Tulsi Gabbard Starts Wild New Conspiracy About Hillary Clinton
While dunking on former President Barack Obama, Tulsi Gabbard also took a swing at Donald Trump’s 2016 presidential campaign opponent.

National Intelligence Director Tulsi Gabbard went full Russian asset Wednesday during a wild White House press briefing.
Standing behind a White House podium, Gabbard started quoting old Russian intelligence and claimed that Moscow’s foreign intelligence agency SVR was in possession of “high-level DNC emails that detailed evidence of Hillary’s ‘psycho-emotional problems, uncontrolled fits of anger, aggression, and cheerfulness.’ And that then-Secretary Clinton was allegedly on a daily regimen of heavy tranquilizers.”
That strange little detail came from the freshly declassified 2020 report by the House Intelligence Committee that Gabbard insists holds evidence that former President Barack Obama committed a so-called “coup” against Donald Trump by alleging Russian interference in the 2016 election.
According to the report, ahead of Trump’s ascendance to the White House, Obama asked for an Intelligence Community Assessment to “review their work to date” on Russia’s influence campaign. Gabbard claims that issues with the production of that January 2017 report are evidence that the Obama administration plotted to spread a false narrative that Russian President Vladimir Putin aspired to see Trump in the White House—a preference that the foreign autocrat readily admitted.
When asked about it Wednesday, Gabbard could not account for why Trump had not declassified these supposedly damning materials during his first term.
She was also unable to provide any explanation for why Trump’s secretary of state, former Florida Senator Marco Rubio, had made opposite findings when he spearheaded a 2020 Senate Intelligence Committee report. That report found that Putin had directed an “aggressive, multifaceted effort to influence, or attempt to influence, the outcome of the 2016 presidential election” and had done so with the intent of weakening Clinton’s campaign and seeing Trump elected.

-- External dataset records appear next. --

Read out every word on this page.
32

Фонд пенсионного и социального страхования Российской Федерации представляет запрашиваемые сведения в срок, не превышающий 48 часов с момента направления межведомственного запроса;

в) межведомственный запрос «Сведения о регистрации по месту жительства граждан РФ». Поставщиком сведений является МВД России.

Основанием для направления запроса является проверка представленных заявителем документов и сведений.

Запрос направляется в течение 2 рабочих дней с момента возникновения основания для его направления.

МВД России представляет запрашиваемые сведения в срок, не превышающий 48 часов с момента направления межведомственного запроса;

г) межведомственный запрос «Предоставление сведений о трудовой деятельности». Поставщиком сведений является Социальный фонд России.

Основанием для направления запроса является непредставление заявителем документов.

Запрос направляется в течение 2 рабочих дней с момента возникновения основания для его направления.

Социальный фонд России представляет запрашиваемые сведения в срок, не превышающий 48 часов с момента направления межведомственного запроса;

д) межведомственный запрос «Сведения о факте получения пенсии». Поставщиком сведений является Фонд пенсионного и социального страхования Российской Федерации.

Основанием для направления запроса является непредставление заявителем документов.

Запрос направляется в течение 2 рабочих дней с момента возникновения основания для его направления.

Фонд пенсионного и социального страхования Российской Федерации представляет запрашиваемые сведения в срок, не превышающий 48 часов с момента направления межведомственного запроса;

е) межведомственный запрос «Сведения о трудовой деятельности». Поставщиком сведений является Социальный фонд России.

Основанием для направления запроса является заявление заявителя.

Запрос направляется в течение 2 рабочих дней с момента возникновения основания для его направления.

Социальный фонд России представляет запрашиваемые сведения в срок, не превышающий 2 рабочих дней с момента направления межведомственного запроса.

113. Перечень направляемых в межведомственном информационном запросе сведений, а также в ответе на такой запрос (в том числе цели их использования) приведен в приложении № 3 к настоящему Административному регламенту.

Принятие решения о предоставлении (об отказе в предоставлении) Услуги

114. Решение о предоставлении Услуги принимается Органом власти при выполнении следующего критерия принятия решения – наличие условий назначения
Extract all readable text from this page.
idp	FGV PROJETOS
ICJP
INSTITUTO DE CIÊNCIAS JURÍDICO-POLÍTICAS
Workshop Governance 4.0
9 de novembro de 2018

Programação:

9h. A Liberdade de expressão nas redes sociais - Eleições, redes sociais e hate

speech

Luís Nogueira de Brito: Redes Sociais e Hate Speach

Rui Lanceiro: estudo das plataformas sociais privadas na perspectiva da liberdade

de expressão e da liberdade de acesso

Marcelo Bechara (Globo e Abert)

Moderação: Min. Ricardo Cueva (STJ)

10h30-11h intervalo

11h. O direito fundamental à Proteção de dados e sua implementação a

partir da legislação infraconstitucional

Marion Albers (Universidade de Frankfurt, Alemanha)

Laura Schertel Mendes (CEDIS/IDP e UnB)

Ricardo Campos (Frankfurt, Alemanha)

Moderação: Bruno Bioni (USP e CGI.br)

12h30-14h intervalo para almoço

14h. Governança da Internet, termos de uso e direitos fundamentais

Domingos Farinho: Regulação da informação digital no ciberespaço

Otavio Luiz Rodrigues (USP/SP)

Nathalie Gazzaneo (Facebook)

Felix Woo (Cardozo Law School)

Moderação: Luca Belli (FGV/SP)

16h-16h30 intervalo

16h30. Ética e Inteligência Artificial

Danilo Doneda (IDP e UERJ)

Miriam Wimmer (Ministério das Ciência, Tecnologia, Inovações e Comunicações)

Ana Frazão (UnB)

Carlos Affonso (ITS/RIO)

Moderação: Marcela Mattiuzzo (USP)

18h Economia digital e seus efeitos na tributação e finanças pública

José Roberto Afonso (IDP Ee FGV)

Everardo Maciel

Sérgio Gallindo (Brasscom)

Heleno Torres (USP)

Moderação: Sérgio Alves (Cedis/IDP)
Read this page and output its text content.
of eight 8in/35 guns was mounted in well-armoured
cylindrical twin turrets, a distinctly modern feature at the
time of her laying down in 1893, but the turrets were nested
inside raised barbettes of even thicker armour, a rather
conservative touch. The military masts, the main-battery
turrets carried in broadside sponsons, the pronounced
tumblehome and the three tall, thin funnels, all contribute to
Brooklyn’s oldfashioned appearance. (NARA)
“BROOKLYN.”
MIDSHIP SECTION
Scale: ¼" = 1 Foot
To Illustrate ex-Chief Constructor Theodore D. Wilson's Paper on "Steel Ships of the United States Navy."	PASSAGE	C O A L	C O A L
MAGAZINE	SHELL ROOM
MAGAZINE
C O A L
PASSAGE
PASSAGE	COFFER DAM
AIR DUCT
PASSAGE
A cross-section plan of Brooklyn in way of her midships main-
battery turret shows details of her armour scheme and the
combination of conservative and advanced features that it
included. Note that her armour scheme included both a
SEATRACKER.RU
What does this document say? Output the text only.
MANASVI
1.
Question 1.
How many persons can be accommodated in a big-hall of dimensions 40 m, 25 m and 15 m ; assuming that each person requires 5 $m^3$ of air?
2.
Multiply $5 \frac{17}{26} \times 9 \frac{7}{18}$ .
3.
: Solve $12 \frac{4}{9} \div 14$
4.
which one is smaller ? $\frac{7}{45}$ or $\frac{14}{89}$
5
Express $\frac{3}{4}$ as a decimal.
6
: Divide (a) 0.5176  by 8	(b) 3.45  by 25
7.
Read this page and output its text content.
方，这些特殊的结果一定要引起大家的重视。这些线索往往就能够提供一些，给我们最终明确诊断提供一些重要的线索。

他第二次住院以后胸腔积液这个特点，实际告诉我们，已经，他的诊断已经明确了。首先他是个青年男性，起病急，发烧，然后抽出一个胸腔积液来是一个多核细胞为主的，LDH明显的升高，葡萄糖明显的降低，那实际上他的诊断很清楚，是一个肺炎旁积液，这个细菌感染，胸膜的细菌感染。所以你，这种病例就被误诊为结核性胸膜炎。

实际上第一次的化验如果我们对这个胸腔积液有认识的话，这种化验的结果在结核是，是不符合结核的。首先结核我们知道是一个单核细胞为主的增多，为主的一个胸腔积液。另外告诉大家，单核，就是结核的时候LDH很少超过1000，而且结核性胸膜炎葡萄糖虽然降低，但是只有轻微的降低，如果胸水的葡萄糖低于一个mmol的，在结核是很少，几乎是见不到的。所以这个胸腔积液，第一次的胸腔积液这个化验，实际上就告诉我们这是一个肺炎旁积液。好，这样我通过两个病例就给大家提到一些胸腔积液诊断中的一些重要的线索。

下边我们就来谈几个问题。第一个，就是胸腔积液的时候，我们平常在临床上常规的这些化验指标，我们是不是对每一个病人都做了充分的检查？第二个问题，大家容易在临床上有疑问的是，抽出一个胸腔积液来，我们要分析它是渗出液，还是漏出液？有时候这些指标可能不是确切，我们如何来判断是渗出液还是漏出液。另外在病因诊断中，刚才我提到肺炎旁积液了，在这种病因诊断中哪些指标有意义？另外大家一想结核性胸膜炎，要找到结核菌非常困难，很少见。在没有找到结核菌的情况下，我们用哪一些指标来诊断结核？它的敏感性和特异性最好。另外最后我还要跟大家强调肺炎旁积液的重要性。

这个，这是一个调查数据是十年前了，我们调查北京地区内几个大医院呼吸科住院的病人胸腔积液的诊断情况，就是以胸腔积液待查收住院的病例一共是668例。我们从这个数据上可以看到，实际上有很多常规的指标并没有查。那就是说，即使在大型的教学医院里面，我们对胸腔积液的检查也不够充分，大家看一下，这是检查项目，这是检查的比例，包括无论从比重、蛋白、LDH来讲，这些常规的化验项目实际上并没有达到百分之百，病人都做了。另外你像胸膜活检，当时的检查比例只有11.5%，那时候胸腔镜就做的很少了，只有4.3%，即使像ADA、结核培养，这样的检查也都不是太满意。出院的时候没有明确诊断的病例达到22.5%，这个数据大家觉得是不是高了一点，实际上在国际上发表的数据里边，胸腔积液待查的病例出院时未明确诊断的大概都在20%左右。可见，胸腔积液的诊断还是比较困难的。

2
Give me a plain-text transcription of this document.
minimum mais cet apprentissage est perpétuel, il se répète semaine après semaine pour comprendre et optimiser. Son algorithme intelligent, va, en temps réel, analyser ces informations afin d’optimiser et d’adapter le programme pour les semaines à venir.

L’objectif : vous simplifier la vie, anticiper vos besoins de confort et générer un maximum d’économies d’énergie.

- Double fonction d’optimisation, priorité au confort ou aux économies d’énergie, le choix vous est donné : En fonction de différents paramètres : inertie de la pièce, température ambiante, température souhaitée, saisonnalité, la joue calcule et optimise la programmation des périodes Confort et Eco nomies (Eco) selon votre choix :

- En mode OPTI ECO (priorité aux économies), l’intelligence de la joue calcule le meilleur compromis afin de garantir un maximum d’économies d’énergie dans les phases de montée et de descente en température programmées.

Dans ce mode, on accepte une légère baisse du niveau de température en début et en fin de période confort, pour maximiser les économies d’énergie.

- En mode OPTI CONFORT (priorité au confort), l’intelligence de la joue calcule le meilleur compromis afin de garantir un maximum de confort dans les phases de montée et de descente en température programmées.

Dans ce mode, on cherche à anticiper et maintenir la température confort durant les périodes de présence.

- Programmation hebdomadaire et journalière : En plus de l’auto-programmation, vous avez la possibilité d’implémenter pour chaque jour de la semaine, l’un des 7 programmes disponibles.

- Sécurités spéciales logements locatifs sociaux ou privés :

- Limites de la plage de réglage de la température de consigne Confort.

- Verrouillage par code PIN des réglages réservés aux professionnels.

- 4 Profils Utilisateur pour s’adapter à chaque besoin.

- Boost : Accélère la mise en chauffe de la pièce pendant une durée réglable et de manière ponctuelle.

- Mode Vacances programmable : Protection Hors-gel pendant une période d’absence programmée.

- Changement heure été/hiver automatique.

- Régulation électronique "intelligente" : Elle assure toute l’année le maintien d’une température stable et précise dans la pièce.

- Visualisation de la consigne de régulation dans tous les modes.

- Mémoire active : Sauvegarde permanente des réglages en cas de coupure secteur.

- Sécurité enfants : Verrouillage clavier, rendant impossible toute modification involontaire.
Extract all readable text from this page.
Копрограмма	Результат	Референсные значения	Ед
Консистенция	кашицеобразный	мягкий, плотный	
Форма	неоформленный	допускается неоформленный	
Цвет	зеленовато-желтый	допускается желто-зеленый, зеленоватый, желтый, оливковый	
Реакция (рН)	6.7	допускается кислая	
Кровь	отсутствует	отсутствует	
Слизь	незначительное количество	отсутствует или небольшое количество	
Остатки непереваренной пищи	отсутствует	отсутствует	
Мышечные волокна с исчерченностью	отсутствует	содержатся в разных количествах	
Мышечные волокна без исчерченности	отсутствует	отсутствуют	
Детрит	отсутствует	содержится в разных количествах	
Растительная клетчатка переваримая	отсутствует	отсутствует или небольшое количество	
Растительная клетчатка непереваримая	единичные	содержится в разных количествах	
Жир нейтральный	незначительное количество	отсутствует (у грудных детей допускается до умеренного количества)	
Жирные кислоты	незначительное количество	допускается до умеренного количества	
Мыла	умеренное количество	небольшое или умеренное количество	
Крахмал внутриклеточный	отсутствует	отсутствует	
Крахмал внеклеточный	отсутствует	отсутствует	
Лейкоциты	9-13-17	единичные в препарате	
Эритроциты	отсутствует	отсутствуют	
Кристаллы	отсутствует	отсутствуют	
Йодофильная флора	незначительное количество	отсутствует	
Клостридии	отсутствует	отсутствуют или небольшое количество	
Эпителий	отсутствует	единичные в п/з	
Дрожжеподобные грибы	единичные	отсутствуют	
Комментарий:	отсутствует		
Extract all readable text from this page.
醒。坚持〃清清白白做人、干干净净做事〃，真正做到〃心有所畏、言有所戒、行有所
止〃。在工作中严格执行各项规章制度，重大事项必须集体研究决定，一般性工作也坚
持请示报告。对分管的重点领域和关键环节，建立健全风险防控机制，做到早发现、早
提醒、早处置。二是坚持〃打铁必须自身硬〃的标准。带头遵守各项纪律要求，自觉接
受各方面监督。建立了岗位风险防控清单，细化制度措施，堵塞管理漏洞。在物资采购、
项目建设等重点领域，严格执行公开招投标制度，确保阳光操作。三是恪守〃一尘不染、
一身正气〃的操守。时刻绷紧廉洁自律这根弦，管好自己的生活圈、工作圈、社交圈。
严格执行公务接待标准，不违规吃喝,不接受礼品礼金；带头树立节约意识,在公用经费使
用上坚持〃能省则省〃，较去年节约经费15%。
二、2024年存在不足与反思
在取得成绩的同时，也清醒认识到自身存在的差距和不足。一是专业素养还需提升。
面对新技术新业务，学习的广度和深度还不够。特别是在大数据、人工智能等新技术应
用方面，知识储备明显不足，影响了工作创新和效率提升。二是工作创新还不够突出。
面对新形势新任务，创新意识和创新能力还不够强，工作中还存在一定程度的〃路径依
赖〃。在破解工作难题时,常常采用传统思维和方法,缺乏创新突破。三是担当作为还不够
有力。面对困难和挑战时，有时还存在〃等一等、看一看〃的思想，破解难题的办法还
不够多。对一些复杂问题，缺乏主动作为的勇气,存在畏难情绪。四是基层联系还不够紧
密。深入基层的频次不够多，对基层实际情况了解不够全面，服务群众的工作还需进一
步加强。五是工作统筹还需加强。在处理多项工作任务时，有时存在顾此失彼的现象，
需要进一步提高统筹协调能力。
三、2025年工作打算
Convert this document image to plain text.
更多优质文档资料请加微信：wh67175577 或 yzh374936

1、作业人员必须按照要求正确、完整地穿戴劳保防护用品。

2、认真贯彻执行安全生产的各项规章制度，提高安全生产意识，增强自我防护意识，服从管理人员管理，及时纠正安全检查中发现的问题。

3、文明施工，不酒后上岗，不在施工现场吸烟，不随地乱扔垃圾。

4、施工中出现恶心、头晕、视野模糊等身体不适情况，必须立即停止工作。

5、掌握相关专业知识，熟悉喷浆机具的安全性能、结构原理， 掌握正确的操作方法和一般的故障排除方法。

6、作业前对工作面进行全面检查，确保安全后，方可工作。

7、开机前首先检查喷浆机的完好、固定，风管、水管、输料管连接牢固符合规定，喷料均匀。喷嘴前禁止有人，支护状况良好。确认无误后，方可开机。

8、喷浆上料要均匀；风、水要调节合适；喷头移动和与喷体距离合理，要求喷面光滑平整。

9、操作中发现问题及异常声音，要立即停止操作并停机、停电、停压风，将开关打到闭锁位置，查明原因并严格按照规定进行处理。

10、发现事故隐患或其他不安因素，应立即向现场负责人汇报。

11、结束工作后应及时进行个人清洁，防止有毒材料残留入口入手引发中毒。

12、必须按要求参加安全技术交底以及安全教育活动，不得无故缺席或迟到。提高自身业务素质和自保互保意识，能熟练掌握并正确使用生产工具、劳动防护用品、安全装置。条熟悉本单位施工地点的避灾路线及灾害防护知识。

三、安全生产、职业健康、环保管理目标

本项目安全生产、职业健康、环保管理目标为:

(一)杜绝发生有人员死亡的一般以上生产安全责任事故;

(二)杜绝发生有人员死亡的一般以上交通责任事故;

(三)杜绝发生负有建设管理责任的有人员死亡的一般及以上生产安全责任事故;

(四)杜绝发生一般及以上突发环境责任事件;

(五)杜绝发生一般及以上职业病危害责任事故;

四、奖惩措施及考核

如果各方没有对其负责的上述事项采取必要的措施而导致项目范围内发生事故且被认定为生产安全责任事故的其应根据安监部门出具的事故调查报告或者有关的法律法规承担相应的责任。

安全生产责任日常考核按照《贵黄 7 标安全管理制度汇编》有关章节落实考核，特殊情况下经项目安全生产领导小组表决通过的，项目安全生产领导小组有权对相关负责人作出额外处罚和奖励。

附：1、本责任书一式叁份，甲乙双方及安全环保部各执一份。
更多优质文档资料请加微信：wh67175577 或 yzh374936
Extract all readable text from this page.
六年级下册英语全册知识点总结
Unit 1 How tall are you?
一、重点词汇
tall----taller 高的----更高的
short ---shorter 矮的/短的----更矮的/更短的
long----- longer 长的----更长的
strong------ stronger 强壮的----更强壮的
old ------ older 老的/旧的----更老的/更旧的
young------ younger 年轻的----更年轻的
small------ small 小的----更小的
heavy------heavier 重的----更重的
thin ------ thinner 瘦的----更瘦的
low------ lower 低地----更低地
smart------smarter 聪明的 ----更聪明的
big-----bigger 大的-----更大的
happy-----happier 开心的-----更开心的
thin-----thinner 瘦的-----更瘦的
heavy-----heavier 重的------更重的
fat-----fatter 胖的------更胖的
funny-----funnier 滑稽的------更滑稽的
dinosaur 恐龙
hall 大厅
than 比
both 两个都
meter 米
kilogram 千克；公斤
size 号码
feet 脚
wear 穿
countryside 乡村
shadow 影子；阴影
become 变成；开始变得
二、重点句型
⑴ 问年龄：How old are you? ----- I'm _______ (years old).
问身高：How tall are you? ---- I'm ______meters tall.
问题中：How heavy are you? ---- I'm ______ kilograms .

It’s also probably worth remembering that Trump’s first-term White House was reportedly “awash in speed,” handing out powerful sedatives and stimulants like candy.
It should come as no surprise that Gabbard is already parroting Russian intelligence because it’s exactly the kind of thing that concerned critics of her nomination—and enthused Moscow.
Gabbard has previously defended Russia’s incursion into Ukraine, claiming that the U.S. had provoked Russian aggression and that Ukraine housed U.S.-funded biolabs that were developing secret bioweapons—a piece of foreign state propaganda that earned her the reputation as a Russian asset.
Former Virginia Representative Abigail Spanberger sounded the alarm about Gabbard on MSNBC in November, noting that, if confirmed, Gabbard would be responsible for putting together the president’s daily briefings and would likely include Russian propaganda.